The man played out his role (Cali tried not to think of it as murder when she went into these states, because it would make her crawl under a table or weep for days; she just thought of it as a replay of a movie in her mind, and it kept her safe). The woman shrieked briefly, and then she was quiet. Cali felt her heart racing but tried not to look directly as the man kept stabbing the woman, more curious about the closet door and the table.
She walked across the room, to the table, stepping around the man, who was now on the floor, on his knees, hunched over the woman’s body.
What’s behind there? What would she be trying to hide from him in her last moments of life?
Then Cali felt some kind of shuddering feeling go through her flesh. It was as if human fingers were tickling her beneath the skin.
There was somethi
ng awful coming.
Something she didn’t want to have to see.
Inside that little closet was something terrible. Something she didn’t want to be inside this room to see. To know.
But the man made her face it.
He rose from the woman and, wiping his hand over his bloodied mouth, staggered to the table. He pulled it back and grabbed the doorknob to the closet.
It was locked.
He went back to the woman’s body and went through her pockets but found nothing.
“You bitch!” he shouted.
He stared straight at Cali, who stood before the closet door. “You goddamn bitch, you made me do this! You came here and you knew I would have to do this, and now you just wait there for me and play this game!”
Cali had never experienced this before. He was yelling at her? He could see her? He could sense her?
The thought occurred to her: Perhaps he was psychic as well.
But no, his eyes looked through her. He was yelling at someone else. Someone she couldn’t see. Was he tormented?
Then she felt it.
Like icy fingers tickling her spine.
Something else was there.
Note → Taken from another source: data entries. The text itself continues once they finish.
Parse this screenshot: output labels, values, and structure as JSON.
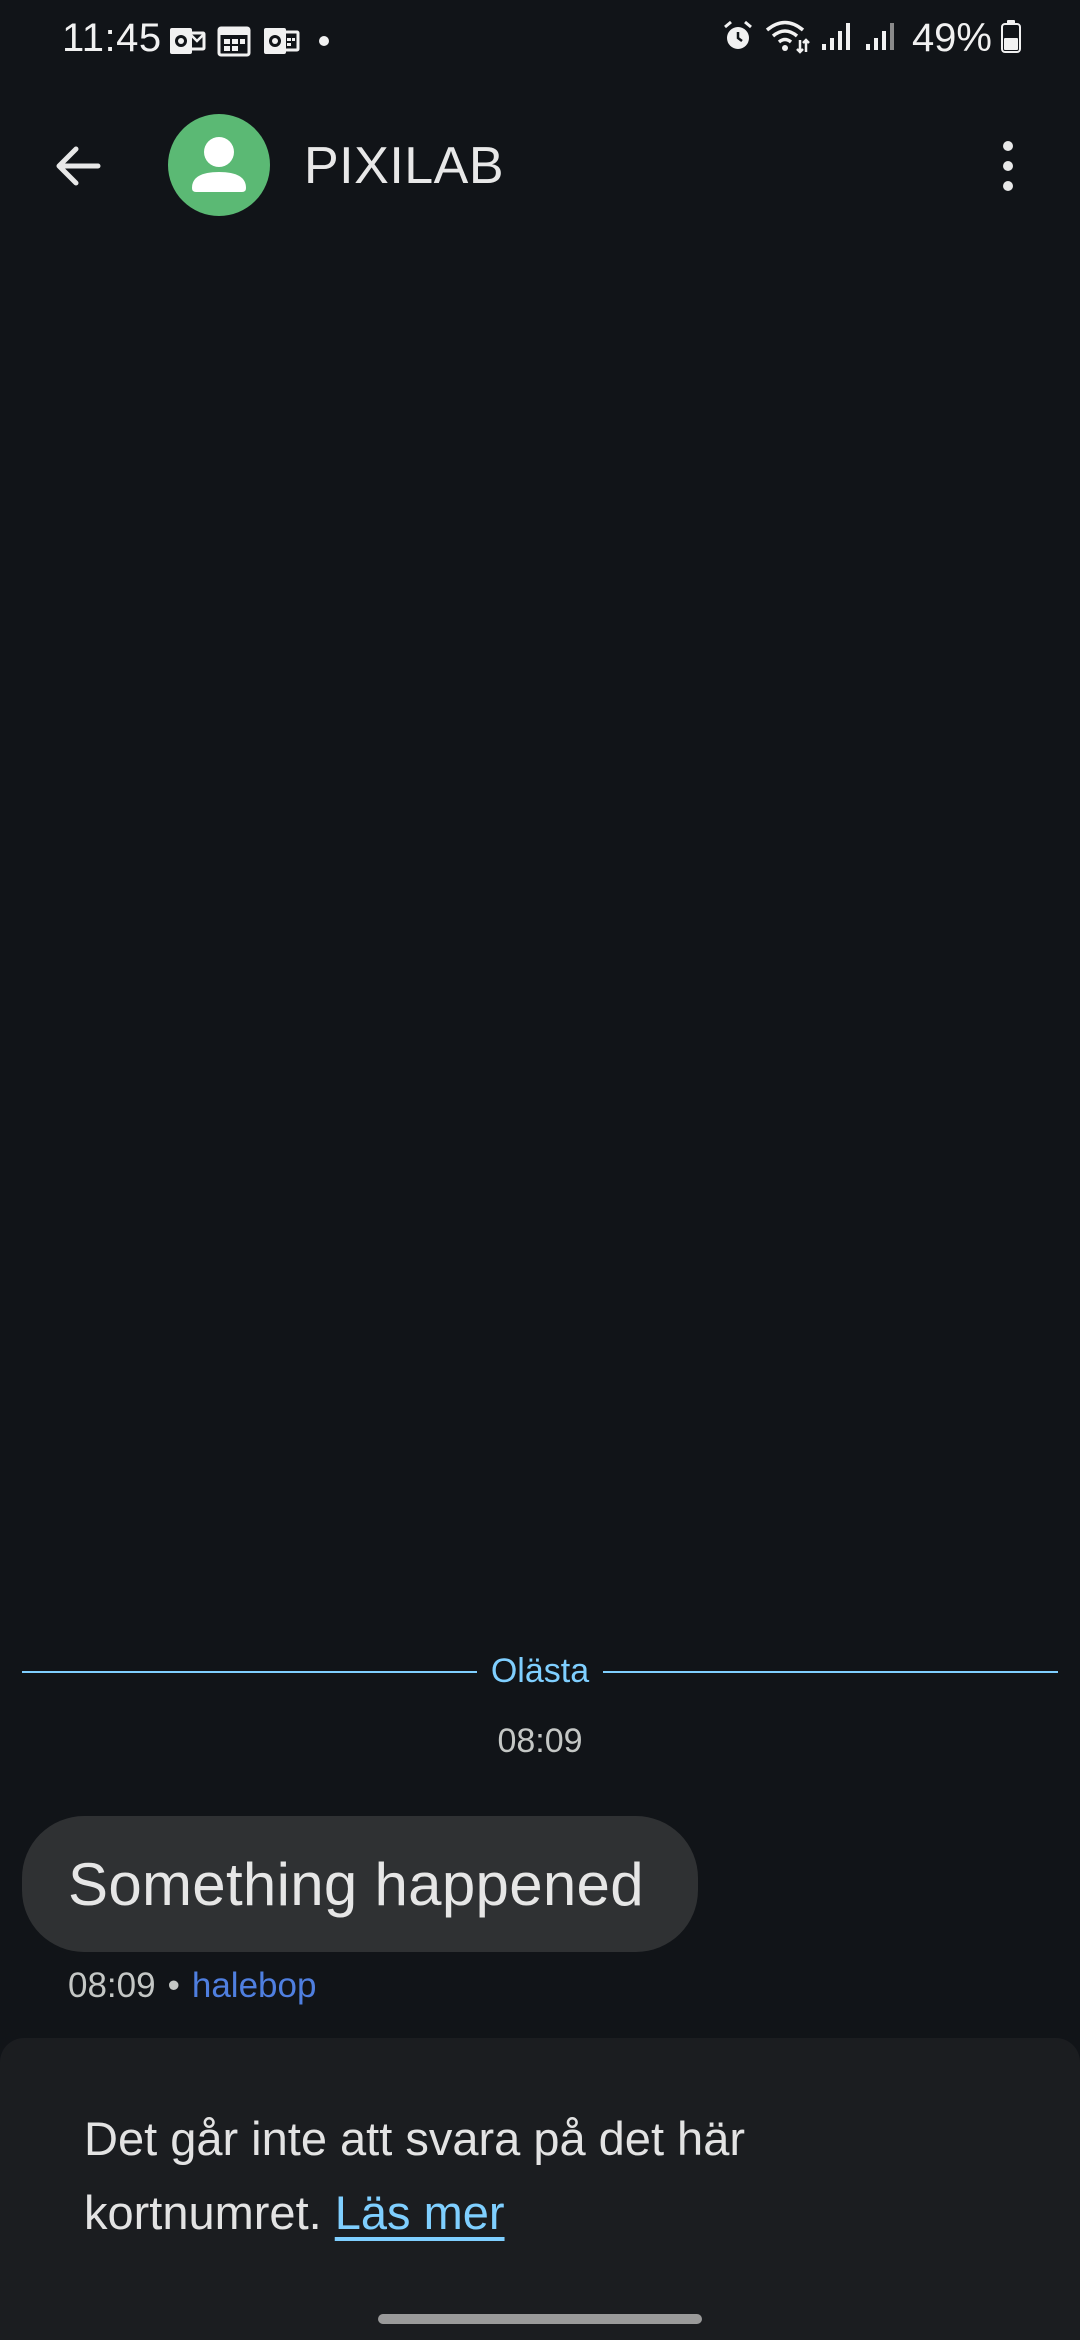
{
  "status_bar": {
    "time": "11:45",
    "battery": "49%",
    "left_icons": [
      "outlook-icon",
      "calendar-icon",
      "outlook-calendar-icon",
      "notification-dot-icon"
    ],
    "right_icons": [
      "alarm-icon",
      "wifi-icon",
      "signal-icon",
      "signal-icon",
      "battery-icon"
    ]
  },
  "app_bar": {
    "contact_name": "PIXILAB",
    "back_icon": "arrow-back-icon",
    "more_icon": "more-vertical-icon",
    "avatar_color": "#5bb974"
  },
  "conversation": {
    "unread_label": "Olästa",
    "time_header": "08:09",
    "messages": [
      {
        "text": "Something happened",
        "time": "08:09",
        "separator": "•",
        "sender": "halebop"
      }
    ]
  },
  "bottom_notice": {
    "text": "Det går inte att svara på det här kortnumret.",
    "link": "Läs mer"
  },
  "colors": {
    "background": "#111418",
    "accent": "#7fcfff",
    "bubble": "#2f3133",
    "sender": "#4f7fe0"
  }
}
Someone else—a presence was in that room. More than just the man and the dead woman and Cali.
Something...
She turned and looked at the closet door.
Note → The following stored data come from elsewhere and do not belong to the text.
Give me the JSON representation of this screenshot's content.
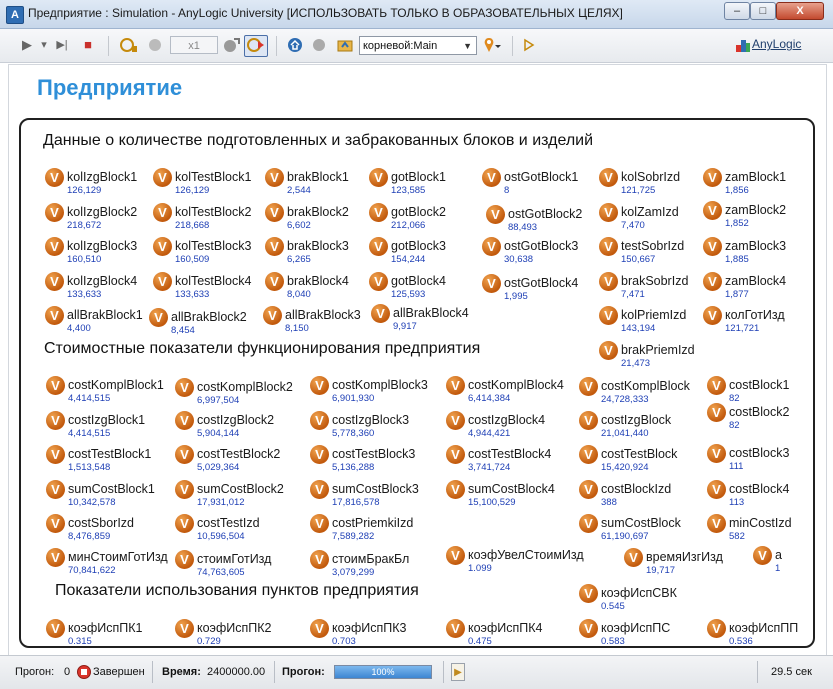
{
  "window": {
    "title": "Предприятие : Simulation - AnyLogic University  [ИСПОЛЬЗОВАТЬ ТОЛЬКО В ОБРАЗОВАТЕЛЬНЫХ ЦЕЛЯХ]",
    "app_icon": "A",
    "min_label": "–",
    "max_label": "□",
    "close_label": "X"
  },
  "toolbar": {
    "run_icon": "▶",
    "run_menu_icon": "▾",
    "step_icon": "▶|",
    "stop_icon": "■",
    "speed": "x1",
    "agent_select": "корневой:Main",
    "logo": "AnyLogic"
  },
  "page": {
    "title": "Предприятие"
  },
  "sections": {
    "s1": "Данные о количестве подготовленных и забракованных блоков и изделий",
    "s2": "Стоимостные показатели функционирования предприятия",
    "s3": "Показатели использования пунктов предприятия"
  },
  "icon_letter": "V",
  "variables": [
    {
      "name": "kolIzgBlock1",
      "value": "126,129"
    },
    {
      "name": "kolTestBlock1",
      "value": "126,129"
    },
    {
      "name": "brakBlock1",
      "value": "2,544"
    },
    {
      "name": "gotBlock1",
      "value": "123,585"
    },
    {
      "name": "ostGotBlock1",
      "value": "8"
    },
    {
      "name": "kolSobrIzd",
      "value": "121,725"
    },
    {
      "name": "zamBlock1",
      "value": "1,856"
    },
    {
      "name": "kolIzgBlock2",
      "value": "218,672"
    },
    {
      "name": "kolTestBlock2",
      "value": "218,668"
    },
    {
      "name": "brakBlock2",
      "value": "6,602"
    },
    {
      "name": "gotBlock2",
      "value": "212,066"
    },
    {
      "name": "ostGotBlock2",
      "value": "88,493"
    },
    {
      "name": "kolZamIzd",
      "value": "7,470"
    },
    {
      "name": "zamBlock2",
      "value": "1,852"
    },
    {
      "name": "kolIzgBlock3",
      "value": "160,510"
    },
    {
      "name": "kolTestBlock3",
      "value": "160,509"
    },
    {
      "name": "brakBlock3",
      "value": "6,265"
    },
    {
      "name": "gotBlock3",
      "value": "154,244"
    },
    {
      "name": "ostGotBlock3",
      "value": "30,638"
    },
    {
      "name": "testSobrIzd",
      "value": "150,667"
    },
    {
      "name": "zamBlock3",
      "value": "1,885"
    },
    {
      "name": "kolIzgBlock4",
      "value": "133,633"
    },
    {
      "name": "kolTestBlock4",
      "value": "133,633"
    },
    {
      "name": "brakBlock4",
      "value": "8,040"
    },
    {
      "name": "gotBlock4",
      "value": "125,593"
    },
    {
      "name": "ostGotBlock4",
      "value": "1,995"
    },
    {
      "name": "brakSobrIzd",
      "value": "7,471"
    },
    {
      "name": "zamBlock4",
      "value": "1,877"
    },
    {
      "name": "allBrakBlock1",
      "value": "4,400"
    },
    {
      "name": "allBrakBlock2",
      "value": "8,454"
    },
    {
      "name": "allBrakBlock3",
      "value": "8,150"
    },
    {
      "name": "allBrakBlock4",
      "value": "9,917"
    },
    {
      "name": "kolPriemIzd",
      "value": "143,194"
    },
    {
      "name": "колГотИзд",
      "value": "121,721"
    },
    {
      "name": "brakPriemIzd",
      "value": "21,473"
    },
    {
      "name": "costKomplBlock1",
      "value": "4,414,515"
    },
    {
      "name": "costKomplBlock2",
      "value": "6,997,504"
    },
    {
      "name": "costKomplBlock3",
      "value": "6,901,930"
    },
    {
      "name": "costKomplBlock4",
      "value": "6,414,384"
    },
    {
      "name": "costKomplBlock",
      "value": "24,728,333"
    },
    {
      "name": "costBlock1",
      "value": "82"
    },
    {
      "name": "costIzgBlock1",
      "value": "4,414,515"
    },
    {
      "name": "costIzgBlock2",
      "value": "5,904,144"
    },
    {
      "name": "costIzgBlock3",
      "value": "5,778,360"
    },
    {
      "name": "costIzgBlock4",
      "value": "4,944,421"
    },
    {
      "name": "costIzgBlock",
      "value": "21,041,440"
    },
    {
      "name": "costBlock2",
      "value": "82"
    },
    {
      "name": "costTestBlock1",
      "value": "1,513,548"
    },
    {
      "name": "costTestBlock2",
      "value": "5,029,364"
    },
    {
      "name": "costTestBlock3",
      "value": "5,136,288"
    },
    {
      "name": "costTestBlock4",
      "value": "3,741,724"
    },
    {
      "name": "costTestBlock",
      "value": "15,420,924"
    },
    {
      "name": "costBlock3",
      "value": "111"
    },
    {
      "name": "sumCostBlock1",
      "value": "10,342,578"
    },
    {
      "name": "sumCostBlock2",
      "value": "17,931,012"
    },
    {
      "name": "sumCostBlock3",
      "value": "17,816,578"
    },
    {
      "name": "sumCostBlock4",
      "value": "15,100,529"
    },
    {
      "name": "costBlockIzd",
      "value": "388"
    },
    {
      "name": "costBlock4",
      "value": "113"
    },
    {
      "name": "costSborIzd",
      "value": "8,476,859"
    },
    {
      "name": "costTestIzd",
      "value": "10,596,504"
    },
    {
      "name": "costPriemkiIzd",
      "value": "7,589,282"
    },
    {
      "name": "sumCostBlock",
      "value": "61,190,697"
    },
    {
      "name": "minCostIzd",
      "value": "582"
    },
    {
      "name": "минСтоимГотИзд",
      "value": "70,841,622"
    },
    {
      "name": "стоимГотИзд",
      "value": "74,763,605"
    },
    {
      "name": "стоимБракБл",
      "value": "3,079,299"
    },
    {
      "name": "коэфУвелСтоимИзд",
      "value": "1.099"
    },
    {
      "name": "времяИзгИзд",
      "value": "19,717"
    },
    {
      "name": "a",
      "value": "1"
    },
    {
      "name": "коэфИспСВК",
      "value": "0.545"
    },
    {
      "name": "коэфИспПК1",
      "value": "0.315"
    },
    {
      "name": "коэфИспПК2",
      "value": "0.729"
    },
    {
      "name": "коэфИспПК3",
      "value": "0.703"
    },
    {
      "name": "коэфИспПК4",
      "value": "0.475"
    },
    {
      "name": "коэфИспПС",
      "value": "0.583"
    },
    {
      "name": "коэфИспПП",
      "value": "0.536"
    }
  ],
  "status": {
    "run_label": "Прогон:",
    "run_number": "0",
    "state": "Завершен",
    "time_label": "Время:",
    "time_value": "2400000.00",
    "progress_label": "Прогон:",
    "progress_text": "100%",
    "progress_fraction": 1.0,
    "elapsed": "29.5 сек"
  }
}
Whatever .. . whoever ... it was. Inside that closet. That small closet.
And then she was wrenched from the sense memory of the murder.
10
Cali Nytbird opened her eyes.
That awful feeling again. Whenever it happened. Whenever she had to come back to reality from a vision. It was like getting socked in the solar plexus, getting the wind knocked out of her. Every single time. It was never pleasant, but she had learned, over the years since her ability had manifested itself, to swallow the nausea and the sense of displacement.
It always took her a moment or two to remember to breathe. She glanced at Detweiler, who still watched her. He was good with her this way. He wasn’t like the other detectives and cops. He had some empathy for her situation.